S'attachant des cordes sous les bras afin de ne pas descendre sur la voûte friable, les ouvriers glissèrent dans le trou et avec précaution commencèrent à tirer les briques couvertes de moisissure.

Giovanni, à moitié étendu par terre, regardait, entre les dos courbés des hommes, dans le souterrain d'où soufflait un air renfermé et un froid sépulcral.

Lorsque la voûte fut démontée, messer Cipriano dit:

—Écartez-vous. Laissez voir.

Et Giovanni vit au fond du trou, entre les murs de briques, un corps blanc et nu, couché comme dans une tombe, paraissant rose, vivant et chaud sous le reflet vacillant des torches.

—Vénus! murmura messer Giorgio dévotieusement. Vénus de Praxitèle! Je vous félicite, messer Cipriano. Vous ne pourriez vous estimer plus heureux, même si l'on vous donnait le duché de Milan et Gênes par-dessus le marché.

Grillo sortit avec peine, bien que sur son visage sali de terre coulât un filet de sang provenant d'une blessure au front, et qu'il ne pût remuer son bras démis, dans les yeux du vieillard brillait la fierté du vainqueur.

Merula courut à lui.

—Grillo, mon ami, mon bienfaiteur! Moi qui te traitais d'imbécile!... toi, le plus intelligent d'entre les hommes!

Et il l'embrassa avec tendresse.

—L'architecte florentin, Filippo Brunelleschi, continua Merula, a également découvert sous sa maison, dans un caveau identique, une statue de marbre du dieu Mercure: probablement à cette époque, lorsque les chrétiens triomphaient des païens et détruisaient les idoles, les derniers adorateurs des dieux, chérissant la perfection des statues antiques et désirant les sauver, les cachaient dans ces sortes de tombeaux.

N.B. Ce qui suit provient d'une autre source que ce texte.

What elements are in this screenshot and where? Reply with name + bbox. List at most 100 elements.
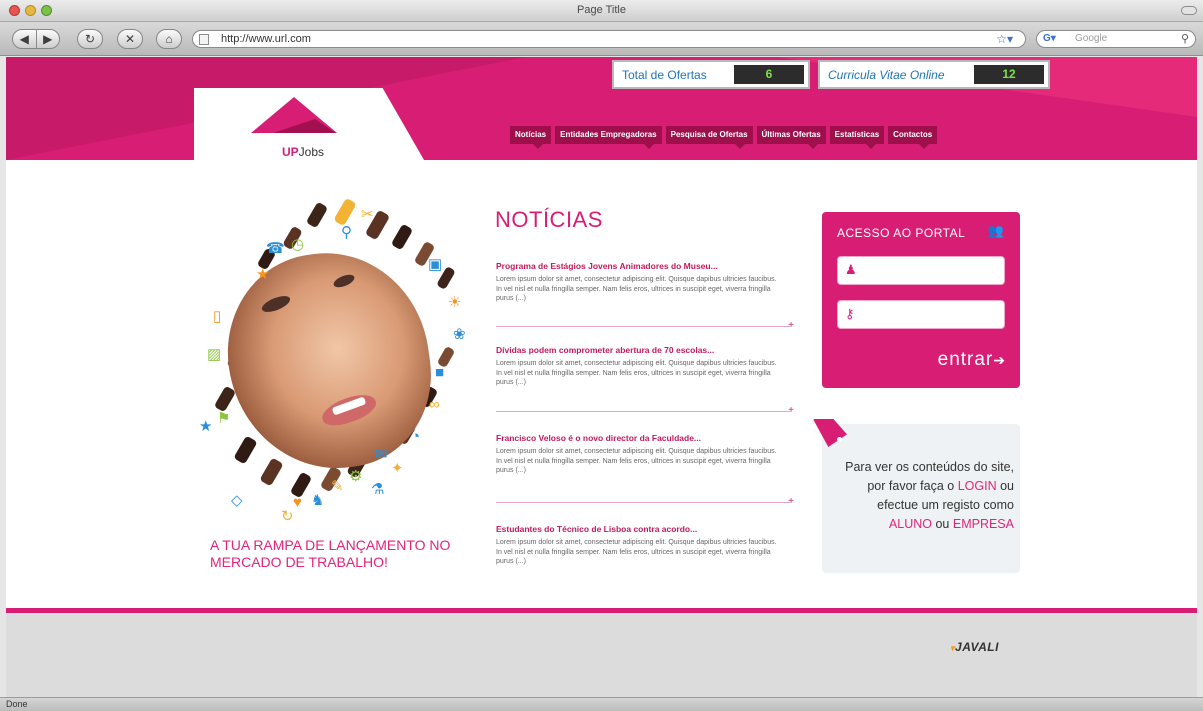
nav-item-noticias[interactable]: Notícias <box>510 126 552 149</box>
footer-logo[interactable]: ▾JAVALI <box>950 640 999 654</box>
briefcase-icon: ■ <box>435 364 445 381</box>
collage-tile <box>233 435 258 465</box>
news-divider <box>496 405 794 416</box>
reload-icon: ↻ <box>84 32 96 46</box>
aluno-link[interactable]: ALUNO <box>889 517 932 531</box>
page-icon <box>199 34 209 45</box>
news-item[interactable]: Dívidas podem comprometer abertura de 70… <box>496 345 790 388</box>
search-placeholder: Google <box>1075 33 1108 44</box>
picture-icon: ▨ <box>207 346 222 363</box>
username-field[interactable]: ♟ <box>837 256 1005 285</box>
site-logo[interactable]: UPJobs <box>282 145 324 159</box>
back-icon[interactable]: ◀ <box>13 32 36 46</box>
flower-icon: ❀ <box>453 326 466 343</box>
news-headline[interactable]: Programa de Estágios Jovens Animadores d… <box>496 261 790 271</box>
heart-icon: ♥ <box>293 494 302 511</box>
address-bar[interactable]: http://www.url.com ☆▾ <box>192 30 1026 48</box>
star-icon: ★ <box>199 418 213 435</box>
magnifier-icon: ⚲ <box>341 224 352 241</box>
hero-tagline: A tua rampa de lançamento no mercado de … <box>210 537 451 570</box>
stop-button[interactable]: ✕ <box>117 29 143 49</box>
status-text: Done <box>6 699 28 709</box>
collage-tile <box>390 223 414 251</box>
bookmark-star-icon[interactable]: ☆▾ <box>996 32 1013 46</box>
login-title: ACESSO AO PORTAL <box>837 226 966 240</box>
flag-icon: ⚑ <box>217 410 231 427</box>
nav-item-contactos[interactable]: Contactos <box>888 126 938 149</box>
nav-item-pesquisa[interactable]: Pesquisa de Ofertas <box>665 126 753 149</box>
password-input[interactable] <box>864 305 998 324</box>
search-engine-icon[interactable]: G▾ <box>1043 33 1056 44</box>
nav-item-ultimas-ofertas[interactable]: Últimas Ofertas <box>756 126 826 149</box>
news-item[interactable]: Programa de Estágios Jovens Animadores d… <box>496 261 790 304</box>
window-title: Page Title <box>577 4 626 16</box>
news-item[interactable]: Estudantes do Técnico de Lisboa contra a… <box>496 524 790 567</box>
pin-icon: ✦ <box>391 460 404 477</box>
forward-icon[interactable]: ▶ <box>36 32 59 46</box>
collage-tile <box>333 197 357 227</box>
news-divider <box>496 496 794 507</box>
counter-label: Total de Ofertas <box>622 68 707 82</box>
url-text[interactable]: http://www.url.com <box>221 33 311 45</box>
home-icon: ⌂ <box>165 32 173 46</box>
offers-counter: Total de Ofertas 6 <box>612 60 810 89</box>
map-icon: ◇ <box>231 492 243 509</box>
people-icon: ♞ <box>311 492 325 509</box>
news-headline[interactable]: Dívidas podem comprometer abertura de 70… <box>496 345 790 355</box>
news-headline[interactable]: Estudantes do Técnico de Lisboa contra a… <box>496 524 790 534</box>
link-icon: ∞ <box>429 396 440 413</box>
refresh-icon: ↻ <box>281 508 294 525</box>
pencil-icon: ✎ <box>331 478 344 495</box>
users-icon: 👥 <box>987 223 1004 238</box>
toolbar-toggle-button[interactable] <box>1181 6 1197 15</box>
login-link[interactable]: LOGIN <box>958 479 997 493</box>
login-submit-label: entrar <box>937 349 994 370</box>
news-title: NOTÍCIAS <box>495 207 603 232</box>
counter-label: Curricula Vitae Online <box>828 68 945 82</box>
news-excerpt: Lorem ipsum dolor sit amet, consectetur … <box>496 448 777 474</box>
info-text-part: ou <box>935 517 950 531</box>
phone-icon: ☎ <box>266 240 285 257</box>
home-button[interactable]: ⌂ <box>156 29 182 49</box>
nav-item-entidades[interactable]: Entidades Empregadoras <box>555 126 662 149</box>
user-icon: ♟ <box>845 262 857 277</box>
history-buttons: ◀ ▶ <box>12 29 60 49</box>
reload-button[interactable]: ↻ <box>77 29 103 49</box>
username-input[interactable] <box>864 261 998 280</box>
site-header: UPJobs Total de Ofertas 6 Curricula Vita… <box>6 57 1197 160</box>
logo-mark-shadow <box>273 119 336 133</box>
collage-tile <box>305 201 329 229</box>
counter-value: 12 <box>974 65 1044 84</box>
site-footer: ▾JAVALI <box>6 613 1197 697</box>
news-excerpt: Lorem ipsum dolor sit amet, consectetur … <box>496 539 777 565</box>
star-icon: ★ <box>256 266 270 283</box>
nav-item-estatisticas[interactable]: Estatísticas <box>829 126 885 149</box>
tag-hole <box>837 437 842 442</box>
key-icon: ⚷ <box>845 306 855 321</box>
mail-icon: ✉ <box>375 446 388 463</box>
clock-icon: ◷ <box>291 236 305 253</box>
search-field[interactable]: G▾ Google ⚲ <box>1036 30 1196 48</box>
info-text: Para ver os conteúdos do site, por favor… <box>834 458 1014 534</box>
news-headline[interactable]: Francisco Veloso é o novo director da Fa… <box>496 433 790 443</box>
password-field[interactable]: ⚷ <box>837 300 1005 329</box>
news-excerpt: Lorem ipsum dolor sit amet, consectetur … <box>496 360 777 386</box>
page-viewport: UPJobs Total de Ofertas 6 Curricula Vita… <box>6 57 1197 697</box>
close-icon: ✕ <box>124 32 136 46</box>
logo-up: UP <box>282 145 299 159</box>
counter-value: 6 <box>734 65 804 84</box>
browser-window: Page Title ◀ ▶ ↻ ✕ ⌂ http://www.url.com … <box>0 0 1203 711</box>
logo-rest: Jobs <box>298 145 325 159</box>
sun-icon: ☀ <box>448 294 462 311</box>
scissors-icon: ✂ <box>361 206 374 223</box>
search-icon[interactable]: ⚲ <box>1181 32 1189 45</box>
login-panel: ACESSO AO PORTAL 👥 ♟ ⚷ entrar➔ <box>822 212 1020 388</box>
empresa-link[interactable]: EMPRESA <box>953 517 1014 531</box>
title-bar: Page Title <box>0 0 1203 22</box>
hero-collage: ☎ ◷ ⚲ ✂ ★ ▣ ☀ ❀ ▯ ▨ ■ ∞ ★ ⚑ ◔ ✉ ✦ ⚙ ⚗ ♥ … <box>191 197 466 524</box>
stopwatch-icon: ◔ <box>411 428 421 445</box>
login-submit-button[interactable]: entrar➔ <box>938 349 1006 371</box>
news-item[interactable]: Francisco Veloso é o novo director da Fa… <box>496 433 790 476</box>
gear-icon: ⚙ <box>349 468 363 485</box>
flask-icon: ⚗ <box>371 481 385 498</box>
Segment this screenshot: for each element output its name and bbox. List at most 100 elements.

Grillo écoutait, souriait béatement et ne s'apercevait pas que la flûte du pâtre fêtait le réveil des champs, que les moutons bêlaient, que le ciel pâlissait de plus en plus et qu'au loin, au-dessus de Florence, les voix tendres des cloches échangeaient leur salut matinal.

—Doucement, doucement! Plus à droite, plus loin du mur, commandait Cipriano aux ouvriers. Chacun de vous recevra cinq grossi argent, si vous me la tirez de là intacte.

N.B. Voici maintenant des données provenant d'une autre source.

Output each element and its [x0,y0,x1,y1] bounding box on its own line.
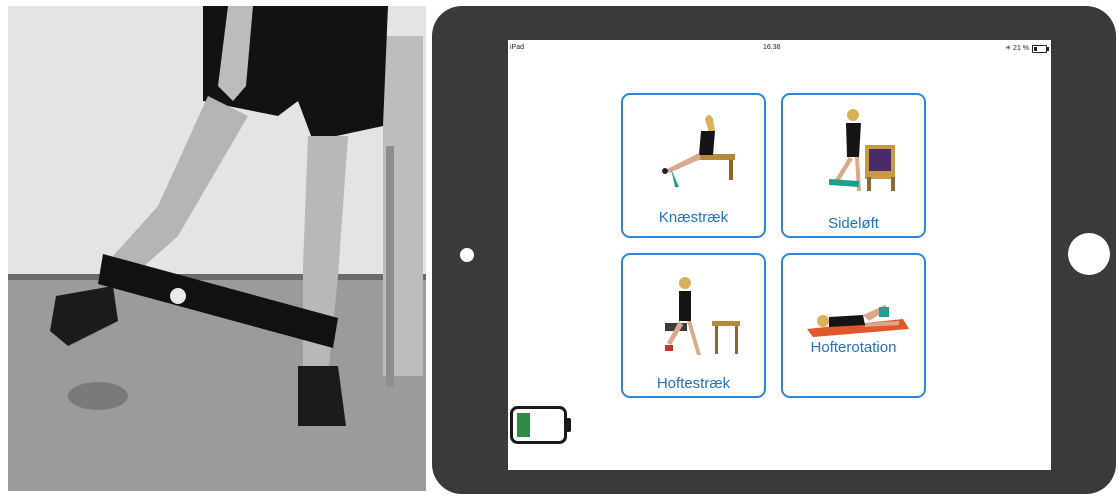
exercise-photo [8,6,426,491]
tile-label: Hofterotation [810,339,897,356]
tile-sideloeft[interactable]: Sideløft [781,93,926,238]
camera-dot [460,248,474,262]
knee-stretch-exercise-image [662,115,735,187]
tile-hoftestraek[interactable]: Hoftestræk [621,253,766,398]
tile-label: Hoftestræk [656,375,731,392]
tile-label: Knæstræk [658,209,729,226]
tile-hofterotation[interactable]: Hofterotation [781,253,926,398]
battery-icon [1032,45,1049,53]
hip-rotation-exercise-image [807,305,909,337]
hip-stretch-exercise-image [665,277,740,355]
tile-label: Sideløft [828,215,879,232]
status-battery-text: ✳ 21 % [1005,45,1029,52]
status-time: 16.38 [763,44,781,51]
battery-level-icon [510,406,571,444]
tablet-screen: iPad 16.38 ✳ 21 % Knæstræk Sideløft Hoft… [508,40,1051,470]
status-carrier: iPad [510,44,525,51]
side-lift-exercise-image [829,109,895,191]
tile-knaestraek[interactable]: Knæstræk [621,93,766,238]
home-button[interactable] [1068,233,1110,275]
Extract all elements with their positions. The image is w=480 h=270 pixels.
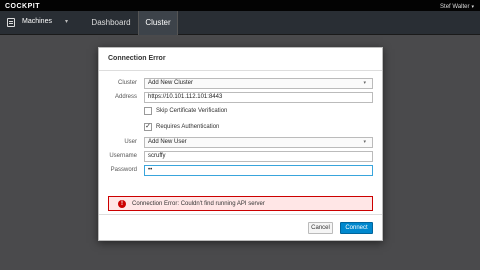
machines-menu[interactable]: Machines ▾ bbox=[0, 11, 72, 35]
error-icon: ! bbox=[118, 200, 126, 208]
cluster-label: Cluster bbox=[117, 80, 137, 86]
check-icon[interactable]: ✓ bbox=[144, 123, 152, 131]
cancel-button[interactable]: Cancel bbox=[308, 222, 333, 234]
username-input-value: scruffy bbox=[148, 153, 166, 159]
password-input-value: •• bbox=[148, 167, 153, 173]
chevron-down-icon: ▾ bbox=[363, 80, 366, 86]
brand-name: COCKPIT bbox=[5, 3, 40, 10]
password-label: Password bbox=[110, 167, 137, 173]
connection-error-dialog: Connection Error Cluster Add New Cluster… bbox=[98, 47, 383, 241]
tab-cluster[interactable]: Cluster bbox=[138, 11, 178, 35]
address-input-value: https://10.101.112.101:8443 bbox=[148, 94, 223, 100]
machines-label: Machines bbox=[22, 18, 52, 25]
dialog-footer: Cancel Connect bbox=[99, 214, 382, 242]
username-input[interactable]: scruffy bbox=[144, 151, 373, 162]
error-message: Connection Error: Couldn't find running … bbox=[132, 201, 265, 207]
address-input[interactable]: https://10.101.112.101:8443 bbox=[144, 92, 373, 103]
navigation-bar: Machines ▾ Dashboard Cluster bbox=[0, 11, 480, 35]
dialog-header: Connection Error bbox=[99, 48, 382, 71]
user-label: User bbox=[124, 139, 137, 145]
chevron-down-icon: ▾ bbox=[65, 19, 69, 25]
user-select[interactable]: Add New User ▾ bbox=[144, 137, 373, 148]
cluster-select-value: Add New Cluster bbox=[148, 80, 194, 86]
checkbox-box[interactable] bbox=[144, 107, 152, 115]
skip-verification-label: Skip Certificate Verification bbox=[156, 108, 228, 114]
connect-button[interactable]: Connect bbox=[340, 222, 373, 234]
tab-dashboard[interactable]: Dashboard bbox=[83, 11, 139, 35]
username-label: Username bbox=[109, 153, 137, 159]
error-alert: ! Connection Error: Couldn't find runnin… bbox=[108, 196, 373, 211]
caret-down-icon: ▾ bbox=[471, 4, 474, 10]
cluster-select[interactable]: Add New Cluster ▾ bbox=[144, 78, 373, 89]
address-label: Address bbox=[114, 94, 137, 100]
user-name: Stef Walter bbox=[440, 4, 470, 10]
password-input[interactable]: •• bbox=[144, 165, 373, 176]
dialog-title: Connection Error bbox=[108, 55, 166, 62]
chevron-down-icon: ▾ bbox=[363, 139, 366, 145]
server-icon bbox=[7, 18, 15, 27]
user-select-value: Add New User bbox=[148, 139, 187, 145]
user-menu[interactable]: Stef Walter ▾ bbox=[440, 4, 474, 10]
requires-auth-label: Requires Authentication bbox=[156, 124, 220, 130]
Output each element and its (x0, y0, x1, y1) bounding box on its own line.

La déesse montait lentement. Avec le même sourire que jadis à sa naissance de l'onde, elle sortait des ténèbres de la terre où elle gisait depuis mille ans.

—Gloire à toi, Aphrodite aux pieds d'or,

Joie des dieux et des mortels!...

Ainsi l'accueillit Merula.

Toutes les étoiles s'étaient éteintes, sauf celle de Vénus, jouant, tel un diamant, dans l'aube. A sa rencontre, la tête de la déesse se montra au bord de sa tombe.

Giovanni regarda son visage et murmura, pâle d'effroi:

—La Diablesse blanche!

Il se leva, voulut fuir. Mais la curiosité vainquit la peur. Et lui aurait-on dit qu'il commettait un péché mortel pour lequel il serait puni des flammes éternelles, il n'aurait pu détacher ses regards de ce corps pudiquement nu, de ce visage superbe. Aux temps où Aphrodite dominait le monde, personne ne l'avait jamais contemplée avec un amour plus dévot.